[Spambayes] For the bold

Fri, 04 Oct 2002 15:11:11 -0400

I checked in enough stuff so that bold experimenters can play with the
central-limit schemes, but not yet enough so that I (and Rob, bless his
heart) can get a detailed picture of what's going on under the covers
(patience, please).

You CANNOT use a cross-validation test with these schemes.  So don't use
timcv or mboxtest.  timtest is fine, or any other grid driver (are there
any?).  I believe I'll need to whip up a custom driver for deeper analysis
to make progress.

You CANNOT meaningfully compare error rates between a cross-validation
driver and a grid driver.  Don't even think about it.  If you want to do
comparisons with a central-limit scheme, use a grid driver for both.

A sample .ini file:

"""
[Classifier]
use_central_limit2: True
max_discriminators: 50
zscore_ratio_cutoff: 1.9

[TestDriver]
spam_cutoff: 0.50
nbuckets: 4
"""

Note that, for now, every message gets one of just 4 distinct scores when a
central-limit scheme is in use:

0.00  -- certain it's ham
0.49  -- guesses ham but is unsure
0.51  -- guesses spam but is unsure
1.00  -- certain it's spam

That's the reason for setting nbuckets to 4:  more than that won't do you a
lick of good, as there are only 4 possible scores.  spam_cutoff must also be
exactly 0.50, and for the same reason; the "best cutoff" histogram analysis
is still displayed, but is meaningless.

Nothing is known about how max_discrimators affects this.  Play!

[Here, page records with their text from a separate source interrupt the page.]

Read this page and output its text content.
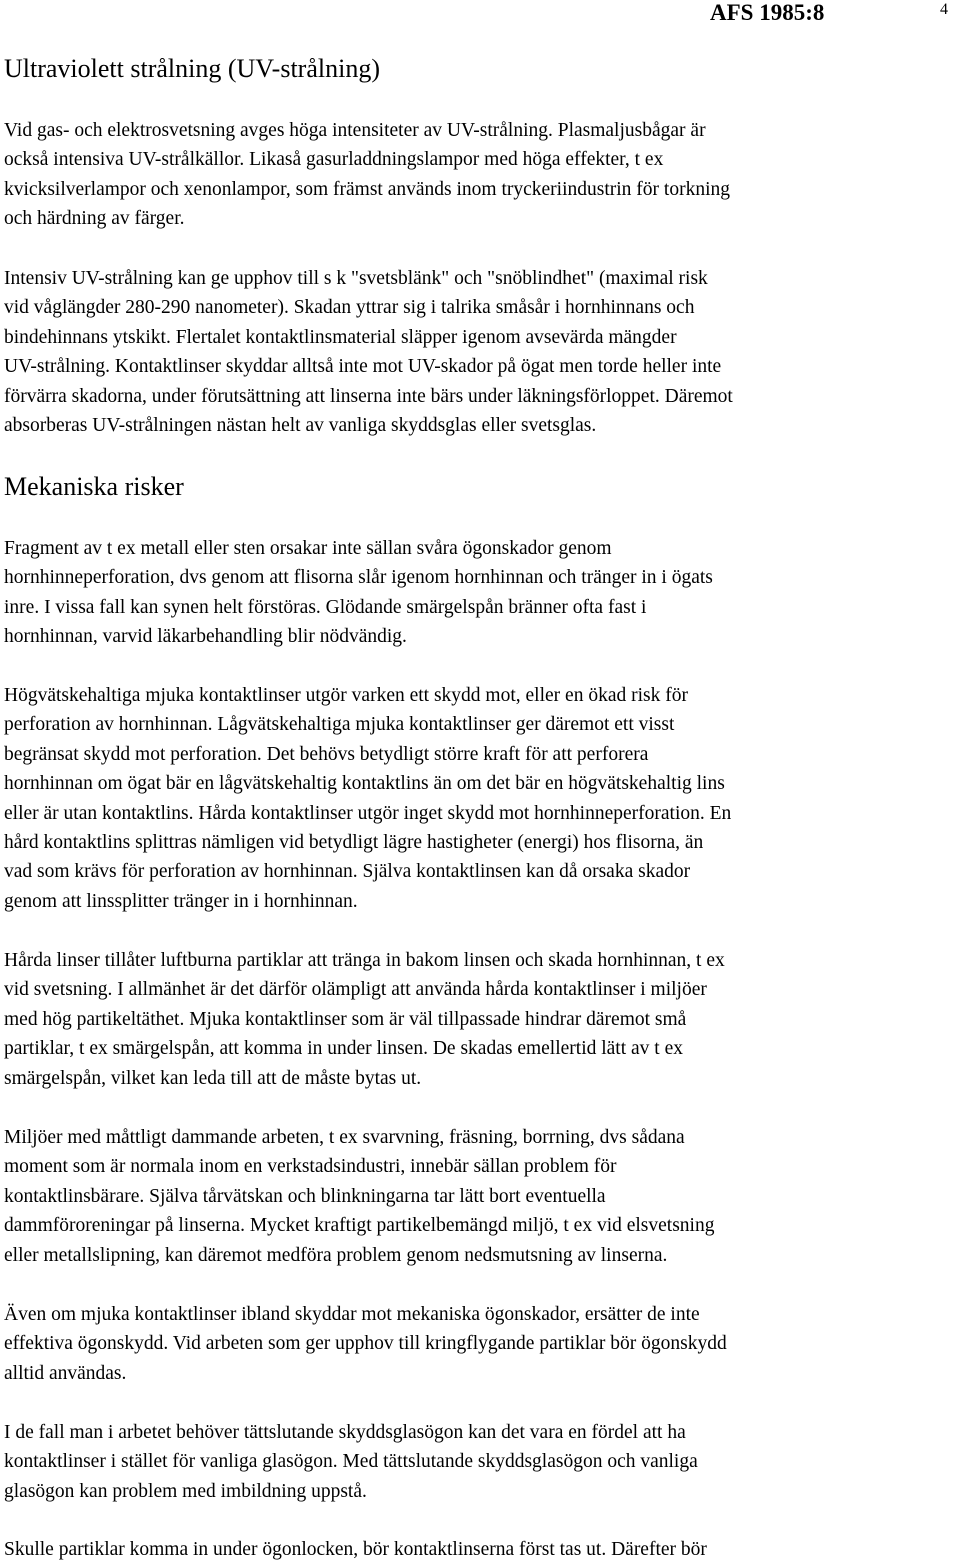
AFS 1985:8	4
Ultraviolett strålning (UV-strålning)

Vid gas- och elektrosvetsning avges höga intensiteter av UV-strålning. Plasmaljusbågar är
också intensiva UV-strålkällor. Likaså gasurladdningslampor med höga effekter, t ex
kvicksilverlampor och xenonlampor, som främst används inom tryckeriindustrin för torkning
och härdning av färger.

Intensiv UV-strålning kan ge upphov till s k "svetsblänk" och "snöblindhet" (maximal risk
vid våglängder 280-290 nanometer). Skadan yttrar sig i talrika småsår i hornhinnans och
bindehinnans ytskikt. Flertalet kontaktlinsmaterial släpper igenom avsevärda mängder
UV-strålning. Kontaktlinser skyddar alltså inte mot UV-skador på ögat men torde heller inte
förvärra skadorna, under förutsättning att linserna inte bärs under läkningsförloppet. Däremot
absorberas UV-strålningen nästan helt av vanliga skyddsglas eller svetsglas.

Mekaniska risker

Fragment av t ex metall eller sten orsakar inte sällan svåra ögonskador genom
hornhinneperforation, dvs genom att flisorna slår igenom hornhinnan och tränger in i ögats
inre. I vissa fall kan synen helt förstöras. Glödande smärgelspån bränner ofta fast i
hornhinnan, varvid läkarbehandling blir nödvändig.

Högvätskehaltiga mjuka kontaktlinser utgör varken ett skydd mot, eller en ökad risk för
perforation av hornhinnan. Lågvätskehaltiga mjuka kontaktlinser ger däremot ett visst
begränsat skydd mot perforation. Det behövs betydligt större kraft för att perforera
hornhinnan om ögat bär en lågvätskehaltig kontaktlins än om det bär en högvätskehaltig lins
eller är utan kontaktlins. Hårda kontaktlinser utgör inget skydd mot hornhinneperforation. En
hård kontaktlins splittras nämligen vid betydligt lägre hastigheter (energi) hos flisorna, än
vad som krävs för perforation av hornhinnan. Själva kontaktlinsen kan då orsaka skador
genom att linssplitter tränger in i hornhinnan.

Hårda linser tillåter luftburna partiklar att tränga in bakom linsen och skada hornhinnan, t ex
vid svetsning. I allmänhet är det därför olämpligt att använda hårda kontaktlinser i miljöer
med hög partikeltäthet. Mjuka kontaktlinser som är väl tillpassade hindrar däremot små
partiklar, t ex smärgelspån, att komma in under linsen. De skadas emellertid lätt av t ex
smärgelspån, vilket kan leda till att de måste bytas ut.

Miljöer med måttligt dammande arbeten, t ex svarvning, fräsning, borrning, dvs sådana
moment som är normala inom en verkstadsindustri, innebär sällan problem för
kontaktlinsbärare. Själva tårvätskan och blinkningarna tar lätt bort eventuella
dammföroreningar på linserna. Mycket kraftigt partikelbemängd miljö, t ex vid elsvetsning
eller metallslipning, kan däremot medföra problem genom nedsmutsning av linserna.

Även om mjuka kontaktlinser ibland skyddar mot mekaniska ögonskador, ersätter de inte
effektiva ögonskydd. Vid arbeten som ger upphov till kringflygande partiklar bör ögonskydd
alltid användas.

I de fall man i arbetet behöver tättslutande skyddsglasögon kan det vara en fördel att ha
kontaktlinser i stället för vanliga glasögon. Med tättslutande skyddsglasögon och vanliga
glasögon kan problem med imbildning uppstå.

Skulle partiklar komma in under ögonlocken, bör kontaktlinserna först tas ut. Därefter bör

Nothing is known about how use_central_limit (as opposed to
use_central_limit2) works with this.  Play!

When one of the central-limit schemes is in use, the list of (word, prob)
clues returned by spamprob() now has two made-up entries at the start, in
this order:

('*zham*', zham), ('*zspam*', zspam)

These are the ham and spam zscores.  So, for example, a listing of a false
positive now begins like so:

Data/Ham/Set2/143733.txt
prob = 0.51
prob('*zham*') = -65.9011
prob('*zspam*') = -53.3419
prob('header:Errors-To:1') = 0.0266272
prob('subject:: ') = 0.0266272
prob('python') = 0.0412844
...

Here's something remarkable.  I just tried this, with the .ini file given
above, like so:

    timtest.py -n5 --s=10 --h=10 -s123

In other words, this does 5**2-5 = 20 runs, training the classifier each
time on *just* 10 random ham and 10 random spam, and then predicting against
10 disjoint random ham and 10 disjoint random spam.

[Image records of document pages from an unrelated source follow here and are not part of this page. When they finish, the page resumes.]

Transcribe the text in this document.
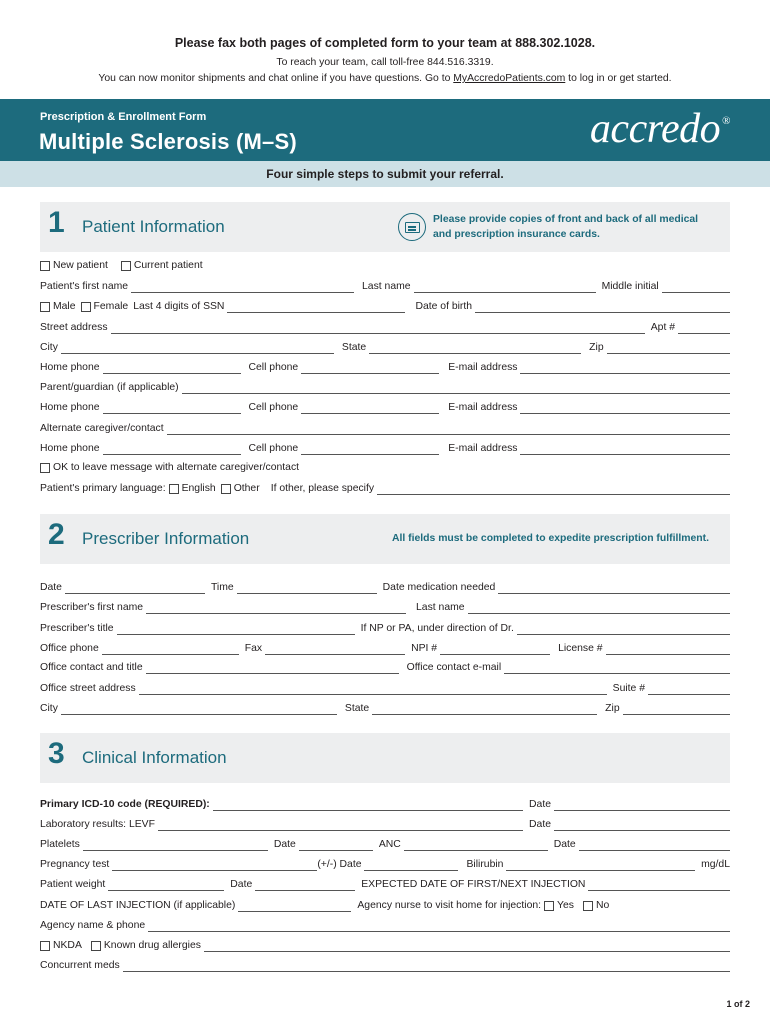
Please fax both pages of completed form to your team at 888.302.1028.
To reach your team, call toll-free 844.516.3319.
You can now monitor shipments and chat online if you have questions. Go to MyAccredoPatients.com to log in or get started.
Prescription & Enrollment Form
Multiple Sclerosis (M–S)	accredo ®
Four simple steps to submit your referral.
1 Patient Information	Please provide copies of front and back of all medical
and prescription insurance cards.
New patient	Current patient
Patient's first name	Last name	Middle initial
Male Female Last 4 digits of SSN	Date of birth
Street address	Apt #
City	State	Zip
Home phone	Cell phone	E-mail address
Parent/guardian (if applicable)
Home phone	Cell phone	E-mail address
Alternate caregiver/contact
Home phone	Cell phone	E-mail address
OK to leave message with alternate caregiver/contact
Patient's primary language: English Other If other, please specify
2 Prescriber Information	All fields must be completed to expedite prescription fulfillment.
Date	Time	Date medication needed
Prescriber's first name	Last name
Prescriber's title	If NP or PA, under direction of Dr.
Office phone	Fax	NPI #	License #
Office contact and title	Office contact e-mail
Office street address	Suite #
City	State	Zip
3 Clinical Information
Primary ICD-10 code (REQUIRED):	Date
Laboratory results: LEVF	Date
Platelets	Date	ANC	Date
Pregnancy test	(+/-) Date	Bilirubin	mg/dL
Patient weight	Date	EXPECTED DATE OF FIRST/NEXT INJECTION
DATE OF LAST INJECTION (if applicable)	Agency nurse to visit home for injection: Yes No
Agency name & phone
NKDA Known drug allergies
Concurrent meds
1 of 2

Here's the bottom line from this run (the "all runs" histograms at the end):

-> <stat> Ham scores for all runs: 200 items; mean 5.42; sdev 15.42
-> <stat> min 0; median 0; max 51
* = 3 items
  0.0 178 ************************************************************
 25.0  19 *******
 50.0   3 *
 75.0   0

-> <stat> Spam scores for all runs: 200 items; mean 93.13; sdev 17.03
-> <stat> min 49; median 100; max 100
* = 3 items
  0.0   0
 25.0   1 *
 50.0  27 *********
 75.0 172 **********************************************************

The 0.00 score ends up in the  0.0 bucket.
The 0.49 score ends up in the 25.0 bucket.
The 0.51 score ends up in the 50.0 bucket.
The 1.00 score ends up in the 75.0 bucket.

Even with such little data, this was never wrong when it was certain.  For
ham, it was wrong 3 of the 19+3=22 times it was unsure.
For spam, it was wrong 1 of the 27+1=28 times it was unsure.

What surprised me most there is-- given how little training was done --just
how often it *was* "certain".

This continues to suggest that these schemes have enormous potential, but we
still don't know how to exploit it (although with my pragmatic hat on, I'd
say we're already doing a not-too-shabby job of exploiting it <wink>).